De acuerdo con el pensamiento de este gran penalista (pieza fundamental en el juicio a las juntas militares que narra la película “Argentina 1985”) importa estudiar la estrecha relación que existe entre anomia, autoritarismo y debilidad de la democracia. Y no solo eso. “Podrían también estudiarse, escribe en su libro, las consecuencias de esa anomia para la paz social y para la estabilidad psíquica de los miembros de la sociedad”.
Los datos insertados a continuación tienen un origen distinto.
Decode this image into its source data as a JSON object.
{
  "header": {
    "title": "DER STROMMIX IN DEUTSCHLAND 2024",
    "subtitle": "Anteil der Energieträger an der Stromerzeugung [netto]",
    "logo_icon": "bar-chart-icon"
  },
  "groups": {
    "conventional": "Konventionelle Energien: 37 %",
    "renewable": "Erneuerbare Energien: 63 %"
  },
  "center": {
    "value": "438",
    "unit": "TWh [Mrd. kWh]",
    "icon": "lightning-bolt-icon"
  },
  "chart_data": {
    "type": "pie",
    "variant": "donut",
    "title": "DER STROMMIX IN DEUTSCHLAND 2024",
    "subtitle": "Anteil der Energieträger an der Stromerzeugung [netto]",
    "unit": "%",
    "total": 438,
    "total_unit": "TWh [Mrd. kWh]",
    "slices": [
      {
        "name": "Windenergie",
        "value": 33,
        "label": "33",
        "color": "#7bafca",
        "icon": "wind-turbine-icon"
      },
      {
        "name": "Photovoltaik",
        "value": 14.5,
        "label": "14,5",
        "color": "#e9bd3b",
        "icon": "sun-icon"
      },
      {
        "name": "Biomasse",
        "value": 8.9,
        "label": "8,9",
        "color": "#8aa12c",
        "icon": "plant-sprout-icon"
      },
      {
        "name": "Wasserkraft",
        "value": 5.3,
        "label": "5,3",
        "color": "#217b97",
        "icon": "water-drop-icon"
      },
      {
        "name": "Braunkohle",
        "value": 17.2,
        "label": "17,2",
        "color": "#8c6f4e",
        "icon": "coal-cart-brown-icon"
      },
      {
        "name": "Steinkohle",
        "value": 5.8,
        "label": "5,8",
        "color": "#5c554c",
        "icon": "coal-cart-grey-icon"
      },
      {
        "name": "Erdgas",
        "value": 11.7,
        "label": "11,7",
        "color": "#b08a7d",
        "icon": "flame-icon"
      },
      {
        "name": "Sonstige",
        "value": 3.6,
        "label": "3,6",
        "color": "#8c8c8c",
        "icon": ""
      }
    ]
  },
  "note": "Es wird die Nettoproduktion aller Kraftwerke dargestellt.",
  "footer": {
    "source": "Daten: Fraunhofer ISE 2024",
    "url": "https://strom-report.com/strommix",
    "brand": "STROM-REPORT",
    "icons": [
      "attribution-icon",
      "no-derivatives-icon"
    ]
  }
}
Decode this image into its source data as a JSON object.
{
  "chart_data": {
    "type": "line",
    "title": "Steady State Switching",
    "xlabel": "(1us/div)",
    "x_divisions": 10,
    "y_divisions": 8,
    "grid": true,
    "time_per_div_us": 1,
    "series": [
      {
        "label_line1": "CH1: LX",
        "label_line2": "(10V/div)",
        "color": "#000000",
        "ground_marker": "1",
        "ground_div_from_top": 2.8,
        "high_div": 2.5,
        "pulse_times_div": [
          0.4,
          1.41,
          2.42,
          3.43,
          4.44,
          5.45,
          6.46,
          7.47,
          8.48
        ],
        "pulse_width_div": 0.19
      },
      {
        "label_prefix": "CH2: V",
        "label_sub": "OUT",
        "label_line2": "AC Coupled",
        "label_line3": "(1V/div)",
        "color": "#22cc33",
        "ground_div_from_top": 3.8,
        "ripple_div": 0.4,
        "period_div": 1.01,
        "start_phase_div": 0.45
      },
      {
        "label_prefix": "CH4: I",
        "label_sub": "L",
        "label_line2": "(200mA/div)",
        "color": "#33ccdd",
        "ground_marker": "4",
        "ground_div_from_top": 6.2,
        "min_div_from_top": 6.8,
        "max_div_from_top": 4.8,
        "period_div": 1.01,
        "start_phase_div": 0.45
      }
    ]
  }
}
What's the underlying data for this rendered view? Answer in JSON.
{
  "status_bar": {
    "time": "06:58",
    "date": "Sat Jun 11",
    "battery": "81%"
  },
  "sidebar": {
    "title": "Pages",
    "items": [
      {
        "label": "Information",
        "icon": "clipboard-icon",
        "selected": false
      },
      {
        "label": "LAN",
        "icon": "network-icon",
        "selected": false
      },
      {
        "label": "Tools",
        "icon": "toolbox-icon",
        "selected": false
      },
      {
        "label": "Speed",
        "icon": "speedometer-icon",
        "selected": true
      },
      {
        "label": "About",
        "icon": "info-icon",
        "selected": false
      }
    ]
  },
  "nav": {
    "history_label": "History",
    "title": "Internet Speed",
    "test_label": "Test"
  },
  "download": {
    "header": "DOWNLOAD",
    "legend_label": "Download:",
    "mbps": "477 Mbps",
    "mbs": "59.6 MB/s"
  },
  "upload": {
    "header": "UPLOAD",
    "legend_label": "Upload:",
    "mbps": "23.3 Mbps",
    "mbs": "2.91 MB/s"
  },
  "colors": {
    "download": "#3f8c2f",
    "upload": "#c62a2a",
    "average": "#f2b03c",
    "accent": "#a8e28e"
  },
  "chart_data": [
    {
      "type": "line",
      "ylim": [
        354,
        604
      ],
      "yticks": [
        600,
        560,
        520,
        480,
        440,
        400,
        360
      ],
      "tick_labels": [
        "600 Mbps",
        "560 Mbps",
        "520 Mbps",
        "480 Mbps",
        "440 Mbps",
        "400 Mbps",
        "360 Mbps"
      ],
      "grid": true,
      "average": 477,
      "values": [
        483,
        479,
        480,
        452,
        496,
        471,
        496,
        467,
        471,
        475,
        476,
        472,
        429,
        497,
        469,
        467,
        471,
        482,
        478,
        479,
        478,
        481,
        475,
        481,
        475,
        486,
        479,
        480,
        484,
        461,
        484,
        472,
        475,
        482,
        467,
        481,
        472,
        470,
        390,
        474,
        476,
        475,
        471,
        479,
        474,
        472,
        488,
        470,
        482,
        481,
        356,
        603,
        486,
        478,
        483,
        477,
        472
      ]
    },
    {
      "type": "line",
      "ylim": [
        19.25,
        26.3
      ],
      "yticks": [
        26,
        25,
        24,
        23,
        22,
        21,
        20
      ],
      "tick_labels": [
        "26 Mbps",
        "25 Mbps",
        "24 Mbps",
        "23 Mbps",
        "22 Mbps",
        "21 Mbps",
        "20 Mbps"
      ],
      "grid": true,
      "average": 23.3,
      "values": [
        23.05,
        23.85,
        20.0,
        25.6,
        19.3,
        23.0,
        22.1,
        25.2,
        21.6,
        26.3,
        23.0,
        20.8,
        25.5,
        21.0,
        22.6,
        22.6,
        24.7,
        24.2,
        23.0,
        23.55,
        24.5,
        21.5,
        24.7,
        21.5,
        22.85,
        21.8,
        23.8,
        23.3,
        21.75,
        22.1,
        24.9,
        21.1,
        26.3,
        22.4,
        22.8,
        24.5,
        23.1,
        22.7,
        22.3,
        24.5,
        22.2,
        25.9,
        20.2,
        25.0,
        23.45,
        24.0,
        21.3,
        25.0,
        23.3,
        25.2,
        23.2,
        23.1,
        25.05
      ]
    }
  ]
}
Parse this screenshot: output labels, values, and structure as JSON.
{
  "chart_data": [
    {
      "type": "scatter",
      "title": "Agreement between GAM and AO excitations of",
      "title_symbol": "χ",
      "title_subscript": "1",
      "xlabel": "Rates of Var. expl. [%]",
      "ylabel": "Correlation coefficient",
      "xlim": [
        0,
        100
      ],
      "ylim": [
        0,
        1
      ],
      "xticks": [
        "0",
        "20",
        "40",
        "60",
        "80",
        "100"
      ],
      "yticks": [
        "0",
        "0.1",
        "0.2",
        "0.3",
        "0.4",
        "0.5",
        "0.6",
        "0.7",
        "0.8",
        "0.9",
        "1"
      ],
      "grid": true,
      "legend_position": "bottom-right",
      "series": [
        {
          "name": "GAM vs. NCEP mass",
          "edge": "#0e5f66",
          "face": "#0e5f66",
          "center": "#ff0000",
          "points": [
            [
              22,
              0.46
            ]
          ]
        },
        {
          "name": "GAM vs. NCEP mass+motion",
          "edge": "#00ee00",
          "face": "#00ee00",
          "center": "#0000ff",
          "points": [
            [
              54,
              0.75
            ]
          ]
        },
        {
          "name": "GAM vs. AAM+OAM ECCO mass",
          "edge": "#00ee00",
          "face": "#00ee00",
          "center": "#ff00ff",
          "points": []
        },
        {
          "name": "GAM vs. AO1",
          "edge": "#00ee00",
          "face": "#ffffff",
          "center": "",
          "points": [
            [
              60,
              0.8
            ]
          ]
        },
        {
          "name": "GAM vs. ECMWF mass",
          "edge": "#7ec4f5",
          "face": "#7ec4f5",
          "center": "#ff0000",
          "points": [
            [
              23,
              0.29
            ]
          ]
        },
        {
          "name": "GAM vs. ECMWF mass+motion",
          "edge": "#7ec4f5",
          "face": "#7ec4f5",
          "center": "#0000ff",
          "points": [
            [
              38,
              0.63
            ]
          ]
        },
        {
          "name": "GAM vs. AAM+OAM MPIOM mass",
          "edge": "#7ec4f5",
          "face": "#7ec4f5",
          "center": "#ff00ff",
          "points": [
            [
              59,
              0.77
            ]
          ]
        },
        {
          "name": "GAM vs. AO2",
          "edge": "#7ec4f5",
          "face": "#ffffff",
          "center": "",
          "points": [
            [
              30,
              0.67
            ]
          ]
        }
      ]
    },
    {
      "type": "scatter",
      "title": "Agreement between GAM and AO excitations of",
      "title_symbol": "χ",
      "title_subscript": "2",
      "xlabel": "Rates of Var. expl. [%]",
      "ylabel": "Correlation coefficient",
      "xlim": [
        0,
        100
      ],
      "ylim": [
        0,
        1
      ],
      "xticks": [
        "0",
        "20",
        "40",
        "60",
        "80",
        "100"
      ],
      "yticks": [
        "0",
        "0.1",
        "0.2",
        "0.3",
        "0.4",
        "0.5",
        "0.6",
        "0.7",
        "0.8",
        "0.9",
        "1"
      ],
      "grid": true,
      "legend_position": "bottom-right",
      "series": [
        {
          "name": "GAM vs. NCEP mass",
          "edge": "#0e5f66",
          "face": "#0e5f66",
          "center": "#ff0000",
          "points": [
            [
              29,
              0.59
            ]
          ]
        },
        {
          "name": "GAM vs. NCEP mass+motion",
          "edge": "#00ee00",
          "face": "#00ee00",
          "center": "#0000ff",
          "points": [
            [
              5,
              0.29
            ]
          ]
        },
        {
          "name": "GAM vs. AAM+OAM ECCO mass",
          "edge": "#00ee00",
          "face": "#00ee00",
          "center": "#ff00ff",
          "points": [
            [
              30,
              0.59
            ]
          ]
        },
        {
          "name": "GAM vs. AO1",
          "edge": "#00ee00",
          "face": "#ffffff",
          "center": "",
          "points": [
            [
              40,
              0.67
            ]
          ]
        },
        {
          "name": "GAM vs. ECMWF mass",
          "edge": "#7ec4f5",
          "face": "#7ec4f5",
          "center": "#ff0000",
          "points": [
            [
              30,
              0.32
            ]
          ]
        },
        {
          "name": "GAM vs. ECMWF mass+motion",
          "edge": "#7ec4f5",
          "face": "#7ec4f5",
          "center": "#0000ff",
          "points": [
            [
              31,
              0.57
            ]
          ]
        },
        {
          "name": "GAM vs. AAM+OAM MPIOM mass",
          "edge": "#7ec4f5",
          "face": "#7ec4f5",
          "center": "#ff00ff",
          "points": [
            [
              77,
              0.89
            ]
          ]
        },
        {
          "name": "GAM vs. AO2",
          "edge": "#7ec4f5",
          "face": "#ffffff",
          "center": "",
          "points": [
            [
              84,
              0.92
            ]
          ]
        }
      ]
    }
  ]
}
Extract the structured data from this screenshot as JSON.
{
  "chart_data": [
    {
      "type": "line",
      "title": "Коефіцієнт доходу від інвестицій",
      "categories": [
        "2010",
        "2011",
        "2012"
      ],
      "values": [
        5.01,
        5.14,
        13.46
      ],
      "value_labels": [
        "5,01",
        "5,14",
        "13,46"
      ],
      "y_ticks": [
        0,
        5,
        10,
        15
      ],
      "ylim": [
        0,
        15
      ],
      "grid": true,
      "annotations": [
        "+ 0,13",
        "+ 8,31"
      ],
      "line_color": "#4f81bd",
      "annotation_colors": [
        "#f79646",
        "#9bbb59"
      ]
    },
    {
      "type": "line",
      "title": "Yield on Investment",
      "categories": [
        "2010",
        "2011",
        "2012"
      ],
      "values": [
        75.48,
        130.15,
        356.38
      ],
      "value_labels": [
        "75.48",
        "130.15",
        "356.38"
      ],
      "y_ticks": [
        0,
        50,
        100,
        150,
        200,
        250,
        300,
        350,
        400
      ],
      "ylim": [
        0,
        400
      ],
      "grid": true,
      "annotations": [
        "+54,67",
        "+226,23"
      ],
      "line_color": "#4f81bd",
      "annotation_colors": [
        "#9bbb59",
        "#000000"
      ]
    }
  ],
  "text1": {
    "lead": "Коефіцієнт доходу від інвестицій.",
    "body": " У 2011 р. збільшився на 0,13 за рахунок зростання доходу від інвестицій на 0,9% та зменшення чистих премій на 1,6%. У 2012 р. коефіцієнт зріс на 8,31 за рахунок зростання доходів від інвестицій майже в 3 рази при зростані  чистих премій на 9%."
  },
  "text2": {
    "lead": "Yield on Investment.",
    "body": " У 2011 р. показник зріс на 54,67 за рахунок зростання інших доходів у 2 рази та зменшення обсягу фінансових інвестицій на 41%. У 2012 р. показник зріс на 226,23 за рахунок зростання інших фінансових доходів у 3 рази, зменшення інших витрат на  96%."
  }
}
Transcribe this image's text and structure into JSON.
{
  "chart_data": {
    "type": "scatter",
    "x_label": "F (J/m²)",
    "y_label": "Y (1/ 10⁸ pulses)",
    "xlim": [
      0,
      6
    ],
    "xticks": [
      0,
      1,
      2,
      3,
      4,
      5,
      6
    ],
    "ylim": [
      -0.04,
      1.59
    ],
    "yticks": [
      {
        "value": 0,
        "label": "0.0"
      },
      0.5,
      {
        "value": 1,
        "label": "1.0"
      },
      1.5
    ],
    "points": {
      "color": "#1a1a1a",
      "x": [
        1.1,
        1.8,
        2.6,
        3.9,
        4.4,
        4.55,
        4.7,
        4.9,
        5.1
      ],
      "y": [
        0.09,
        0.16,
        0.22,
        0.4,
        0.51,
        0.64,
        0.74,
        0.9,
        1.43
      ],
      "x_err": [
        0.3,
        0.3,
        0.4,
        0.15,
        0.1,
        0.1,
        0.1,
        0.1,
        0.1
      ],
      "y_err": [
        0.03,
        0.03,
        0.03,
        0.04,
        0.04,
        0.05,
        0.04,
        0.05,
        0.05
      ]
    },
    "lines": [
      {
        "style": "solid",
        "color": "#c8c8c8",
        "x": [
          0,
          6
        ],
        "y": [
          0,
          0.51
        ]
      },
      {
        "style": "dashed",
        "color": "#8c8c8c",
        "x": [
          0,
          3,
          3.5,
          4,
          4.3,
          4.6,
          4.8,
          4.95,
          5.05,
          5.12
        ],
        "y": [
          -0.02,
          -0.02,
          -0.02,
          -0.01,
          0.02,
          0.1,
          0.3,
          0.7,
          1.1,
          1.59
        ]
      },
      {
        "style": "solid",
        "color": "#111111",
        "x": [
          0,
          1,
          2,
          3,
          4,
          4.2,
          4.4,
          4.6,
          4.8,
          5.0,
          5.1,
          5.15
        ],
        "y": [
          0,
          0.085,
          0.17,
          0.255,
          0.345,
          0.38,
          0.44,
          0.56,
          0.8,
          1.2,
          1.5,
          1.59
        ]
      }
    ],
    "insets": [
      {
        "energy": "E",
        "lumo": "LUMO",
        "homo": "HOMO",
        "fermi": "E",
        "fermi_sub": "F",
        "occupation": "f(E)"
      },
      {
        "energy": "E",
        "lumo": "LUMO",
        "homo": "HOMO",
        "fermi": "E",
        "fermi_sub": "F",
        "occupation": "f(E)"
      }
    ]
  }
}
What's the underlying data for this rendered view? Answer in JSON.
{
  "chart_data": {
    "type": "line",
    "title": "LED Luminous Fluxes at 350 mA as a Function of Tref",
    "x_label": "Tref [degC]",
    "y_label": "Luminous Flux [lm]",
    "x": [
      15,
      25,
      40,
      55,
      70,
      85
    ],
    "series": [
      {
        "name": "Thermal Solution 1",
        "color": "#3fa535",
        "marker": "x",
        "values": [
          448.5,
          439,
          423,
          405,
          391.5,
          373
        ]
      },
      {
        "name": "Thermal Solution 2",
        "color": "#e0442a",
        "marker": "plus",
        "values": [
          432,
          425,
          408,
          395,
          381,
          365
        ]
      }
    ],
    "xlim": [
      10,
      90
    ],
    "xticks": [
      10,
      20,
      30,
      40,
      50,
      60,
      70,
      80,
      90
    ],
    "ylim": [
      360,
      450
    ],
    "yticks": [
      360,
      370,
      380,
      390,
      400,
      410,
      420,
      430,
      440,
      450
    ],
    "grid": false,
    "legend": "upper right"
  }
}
Esta es una oportuna sugerencia, desde el momento en que, según cifras de AFAC (organismo que nuclea a 200 empresas autopartistas) circulan unos 15 millones de vehículos en el territorio nacional, incluyendo autos, GNC, camiones y vehículos híbridos, cifra que daba, hacia fines de 2021, un promedio de 3 habitantes por vehículo. Un observador atento y objetivo podría detectar en la manera de circular de esos vehículos cuál es el estado psíquico que, como emergentes, expresan sus conductores. Intolerancia, agresión, ansiedad, violación de normas, límites y señales. La que se manifiesta al volante no es otra conducta sino la que se lleva en los demás aspectos de la vida.

CONFUSIÓN FATAL

El antropólogo Pablo Wright, investigador del Conicet produjo un lustro atrás una amplia y profunda indagación sobre etnografía vial, y sobre el hábito nacional de convertir las señales en símbolos. Un símbolo, contrariamente a una señal, es una interpretación. El significado que se le atribuye no está en el dibujo, en la imagen, en el relato o en la metáfora en que se lo detecta. Una cruz sobre la silueta de un auto, encerrados en un triángulo demarcado en rojo, es una señal. Lo mismo que un cartel que indica “Máxima 120”. Sólo significan una cosa: no estacionar, y un límite de velocidad. El dibujo del yin y el yang es un símbolo; en él se interpreta filosóficamente la integración de los opuestos, la dualidad de la realidad, las polaridades. Sobre esto se puede opinar, se puede creer o no en que así son las cosas y se puede contraponer otra cosmovisión. Sobre la señal que prohíbe estacionar o rebasar una velocidad no puede haber dos opiniones diferentes, ni creencias ni agnosticismos. Pero en la Argentina hay tantas leyes como habitantes. Cada uno hace la propia y sale a imponerla por sobre los demás, a expensas de ellos y, a menudo, de la propia vida. Así se gesta la guerra civil cotidiana que se combate en cada calle, en cada ruta, en cada autopista. Y así seguirá hasta que, como dice Carlos Nino en la culminación de su libro, el lema argentino sea: “Aquí la ley se discute, pero se cumple”. Entonces se vivirá y se conducirá de otra manera.